Well, the good news is that Blair wasn't physically harmed this time around though right now he is not looking particularly happy... no, he isn't happy at all. He got up early this morning to work on his dissertation and then he went to the station with me. It was a normal day... okay maybe not normal, the weather was beyond awful. We had a major thunderstorm --which is pretty normal this time of year, come to think of it-- and it got so bad that even the perps decided to stay home. It was a quiet day --quiet, that's probably a better word than normal, seeing how normal for us includes psychos, mass murderers and Blair being either shot at or taken hostage at least once-- and we allowed that quiet to lure us into a false sense of security... we should have known things couldn't possibly go that smoothly.
When we got home the loft seemed normal enough --there it is again that word... normal-- and even the blinking eights on both the VCR and microwave's displays were not entirely unexpected. We may have had an easy day in Major Crimes but the uniforms had a hard time trying to maintain some semblance of order due to the number of blackouts, downed trees and accidents --accidents that resulted in a couple of fatalities-- so we were all too aware of just how bad the thunderstorm had really been. The thing is that when we finally made it home it took me a few seconds to realize that there was a sort of electric charge in the air and traces of a faint but unpleasant scent which I easily identified as burnt plastic... it took me even longer to recognize those seemingly minor disturbances for what they were. I didn't even think about them until I went to turn on the TV to watch the game only to discover that it was busted, with a major discharge as the prime suspect for that. I heard Blair groan almost as loudly as I did at that but then I turned around and I saw it there, on the table.

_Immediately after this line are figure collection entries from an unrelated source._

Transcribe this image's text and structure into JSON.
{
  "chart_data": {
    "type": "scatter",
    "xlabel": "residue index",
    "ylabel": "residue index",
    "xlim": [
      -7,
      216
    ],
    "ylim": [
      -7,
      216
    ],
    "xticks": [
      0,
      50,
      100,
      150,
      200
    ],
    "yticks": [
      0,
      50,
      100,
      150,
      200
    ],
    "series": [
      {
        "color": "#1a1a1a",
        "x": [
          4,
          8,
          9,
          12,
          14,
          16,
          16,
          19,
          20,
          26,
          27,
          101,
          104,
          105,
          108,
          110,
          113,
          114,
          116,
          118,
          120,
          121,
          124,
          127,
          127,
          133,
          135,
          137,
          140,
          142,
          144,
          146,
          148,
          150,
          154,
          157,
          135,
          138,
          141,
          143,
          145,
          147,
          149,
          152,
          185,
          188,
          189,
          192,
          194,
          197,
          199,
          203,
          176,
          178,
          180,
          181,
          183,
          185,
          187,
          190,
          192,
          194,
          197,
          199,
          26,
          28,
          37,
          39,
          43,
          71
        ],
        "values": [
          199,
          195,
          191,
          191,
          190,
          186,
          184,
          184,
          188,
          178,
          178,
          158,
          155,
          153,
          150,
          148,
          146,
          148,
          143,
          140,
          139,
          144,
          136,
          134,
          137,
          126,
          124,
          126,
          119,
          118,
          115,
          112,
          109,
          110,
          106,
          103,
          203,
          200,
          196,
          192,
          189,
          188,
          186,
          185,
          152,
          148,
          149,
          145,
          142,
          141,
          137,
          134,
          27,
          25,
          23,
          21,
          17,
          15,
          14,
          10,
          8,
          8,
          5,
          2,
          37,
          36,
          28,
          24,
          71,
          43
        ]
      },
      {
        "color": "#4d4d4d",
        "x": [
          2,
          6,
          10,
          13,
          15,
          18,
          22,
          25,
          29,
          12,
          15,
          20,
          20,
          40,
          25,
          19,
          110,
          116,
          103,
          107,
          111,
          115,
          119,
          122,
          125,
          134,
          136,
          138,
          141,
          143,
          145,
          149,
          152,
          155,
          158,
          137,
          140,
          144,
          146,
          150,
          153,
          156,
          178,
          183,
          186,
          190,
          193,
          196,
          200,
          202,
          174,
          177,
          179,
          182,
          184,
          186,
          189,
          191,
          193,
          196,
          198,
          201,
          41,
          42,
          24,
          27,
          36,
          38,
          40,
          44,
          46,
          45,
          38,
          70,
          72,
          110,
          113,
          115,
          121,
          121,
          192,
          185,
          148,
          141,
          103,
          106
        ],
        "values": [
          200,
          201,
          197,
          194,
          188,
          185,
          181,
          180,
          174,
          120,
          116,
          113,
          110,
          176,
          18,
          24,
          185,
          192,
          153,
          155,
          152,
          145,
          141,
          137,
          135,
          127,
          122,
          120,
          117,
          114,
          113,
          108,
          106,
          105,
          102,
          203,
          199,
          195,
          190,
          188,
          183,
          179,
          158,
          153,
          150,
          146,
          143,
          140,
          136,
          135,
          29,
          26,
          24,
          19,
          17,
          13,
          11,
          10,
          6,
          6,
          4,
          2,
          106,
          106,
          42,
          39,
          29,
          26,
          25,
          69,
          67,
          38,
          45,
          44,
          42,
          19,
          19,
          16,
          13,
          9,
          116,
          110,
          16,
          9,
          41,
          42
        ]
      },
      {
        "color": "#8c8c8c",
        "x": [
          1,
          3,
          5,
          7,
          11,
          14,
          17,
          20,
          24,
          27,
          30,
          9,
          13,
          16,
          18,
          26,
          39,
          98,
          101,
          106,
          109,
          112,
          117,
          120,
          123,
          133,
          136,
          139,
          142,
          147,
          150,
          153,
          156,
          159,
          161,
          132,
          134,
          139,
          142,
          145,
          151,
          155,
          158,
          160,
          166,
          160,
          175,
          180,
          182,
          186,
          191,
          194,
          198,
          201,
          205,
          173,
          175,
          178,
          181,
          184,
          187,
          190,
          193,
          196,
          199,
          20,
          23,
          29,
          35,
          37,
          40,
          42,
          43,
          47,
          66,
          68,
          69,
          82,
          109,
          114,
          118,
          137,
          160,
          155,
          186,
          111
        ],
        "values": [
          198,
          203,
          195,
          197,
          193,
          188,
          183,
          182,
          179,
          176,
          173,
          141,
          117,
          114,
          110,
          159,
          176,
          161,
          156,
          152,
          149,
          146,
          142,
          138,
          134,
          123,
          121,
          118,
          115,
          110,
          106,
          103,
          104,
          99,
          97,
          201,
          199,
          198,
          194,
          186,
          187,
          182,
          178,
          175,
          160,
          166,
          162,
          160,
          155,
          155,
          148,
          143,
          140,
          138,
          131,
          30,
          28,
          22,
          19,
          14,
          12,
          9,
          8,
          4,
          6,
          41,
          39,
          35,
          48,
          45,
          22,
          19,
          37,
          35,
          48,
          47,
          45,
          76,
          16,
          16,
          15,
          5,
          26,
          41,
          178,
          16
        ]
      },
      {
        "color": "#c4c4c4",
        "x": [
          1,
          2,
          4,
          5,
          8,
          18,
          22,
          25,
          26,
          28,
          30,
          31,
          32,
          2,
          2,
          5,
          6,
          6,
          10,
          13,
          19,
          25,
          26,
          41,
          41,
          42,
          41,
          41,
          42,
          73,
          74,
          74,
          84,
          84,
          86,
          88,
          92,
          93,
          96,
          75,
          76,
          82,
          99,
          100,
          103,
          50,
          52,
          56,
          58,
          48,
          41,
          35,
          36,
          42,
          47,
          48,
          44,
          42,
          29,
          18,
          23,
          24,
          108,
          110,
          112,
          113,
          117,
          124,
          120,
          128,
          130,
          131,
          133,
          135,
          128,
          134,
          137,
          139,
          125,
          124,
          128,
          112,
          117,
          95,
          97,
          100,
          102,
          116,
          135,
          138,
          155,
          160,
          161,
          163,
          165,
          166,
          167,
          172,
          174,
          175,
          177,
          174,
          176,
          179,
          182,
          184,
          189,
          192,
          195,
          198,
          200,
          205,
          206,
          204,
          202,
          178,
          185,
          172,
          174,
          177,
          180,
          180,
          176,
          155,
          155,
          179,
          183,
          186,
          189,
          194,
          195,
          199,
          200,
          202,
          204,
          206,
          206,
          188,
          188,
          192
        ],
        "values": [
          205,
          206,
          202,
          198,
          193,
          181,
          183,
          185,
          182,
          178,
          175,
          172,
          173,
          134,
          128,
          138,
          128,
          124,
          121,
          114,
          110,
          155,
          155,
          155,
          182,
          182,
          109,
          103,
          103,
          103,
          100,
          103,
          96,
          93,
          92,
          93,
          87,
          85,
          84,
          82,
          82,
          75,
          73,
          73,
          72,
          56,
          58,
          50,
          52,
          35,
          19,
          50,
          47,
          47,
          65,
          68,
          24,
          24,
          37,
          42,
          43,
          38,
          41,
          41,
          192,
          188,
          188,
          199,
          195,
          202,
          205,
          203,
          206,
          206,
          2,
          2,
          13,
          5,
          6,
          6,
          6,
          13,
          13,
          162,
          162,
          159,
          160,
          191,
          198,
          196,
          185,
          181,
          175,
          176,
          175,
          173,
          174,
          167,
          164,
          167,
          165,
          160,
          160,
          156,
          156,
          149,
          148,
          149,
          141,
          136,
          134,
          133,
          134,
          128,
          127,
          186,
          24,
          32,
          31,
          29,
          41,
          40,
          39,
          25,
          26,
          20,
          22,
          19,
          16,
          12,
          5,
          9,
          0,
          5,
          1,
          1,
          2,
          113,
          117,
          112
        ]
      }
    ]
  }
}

Blair had gotten up early to work on his dissertation today but then we had to leave in a hurry so he left his laptop on the table, still plugged in... and even I realized that if the TV didn't make it the computer's chances weren't good. Trying not to panic him I asked Blair to check the computer but just like I feared it was completely dead. Seeing how he usually has no money for fancy techs, Blair is quite skilled at taking his computer apart so he set out to assess the damage. As soon as he removed the keyboard the seriousness of the situation became obvious... the motherboard is toast and the hard drive is one crispy critter. The screen's status remains a mystery but it doesn't really matter, even if by some miracle the screen managed to survive his beloved laptop would still be history.
I know how much this sudden loss means to him. He had spent countless hours working not only on his dissertation but also on numerous papers --papers that represented a critical extra income he was counting on-- and even though he's always been almost obsessive about making regular backups I am sure that he's lost some important items. The hard drive is beyond repair or rescue and salvaging anything is almost certainly going to turn out to be a lost cause, it is not that the information has been corrupted, it's that the disk is physically damaged. I am supposed to protect him, that is my duty, but this time around there's nothing I can do to help... or rather I know his pride won't let him accept my help and whether he admits it or not he is stuck. He may be able to get around by driving a classic but he needs a reasonably fast laptop, and those are expensive. I know he would need almost a thousand bucks if he were to buy a fairly cheap, brand new computer though knowing Blair he will probably settle for a second hand one that will only set him back a few hundred... and that's still a few hundred more than he can spare.
The truth is that I don't want him to have to buy a used, outdated computer. He deserves better than that and the fact is I could afford to replace it without even feeling it... if only he'd let me. Unfortunately the most I can do is offer him a loan --which makes me feel terribly cheap-- knowing that he will insist on paying me back. I owe him so much and yet he stubbornly refuses to see the value of his own contribution, to allow me to help him in ways that are well within my reach. I owe him my life and my sanity but he still feels like he owes me for the roof over his head.
Blair may be incredibly smart but there are some areas where I've always feared I'd have to knock some sense into him and I think that the time for me to do some knocking has finally arrived. Over these past few years I've learned to swallow my pride and accept his help... now the time has come for me to teach him that that's a two way street.
Author's note: The title is from a song by Live, though the plot has nothing to do with it.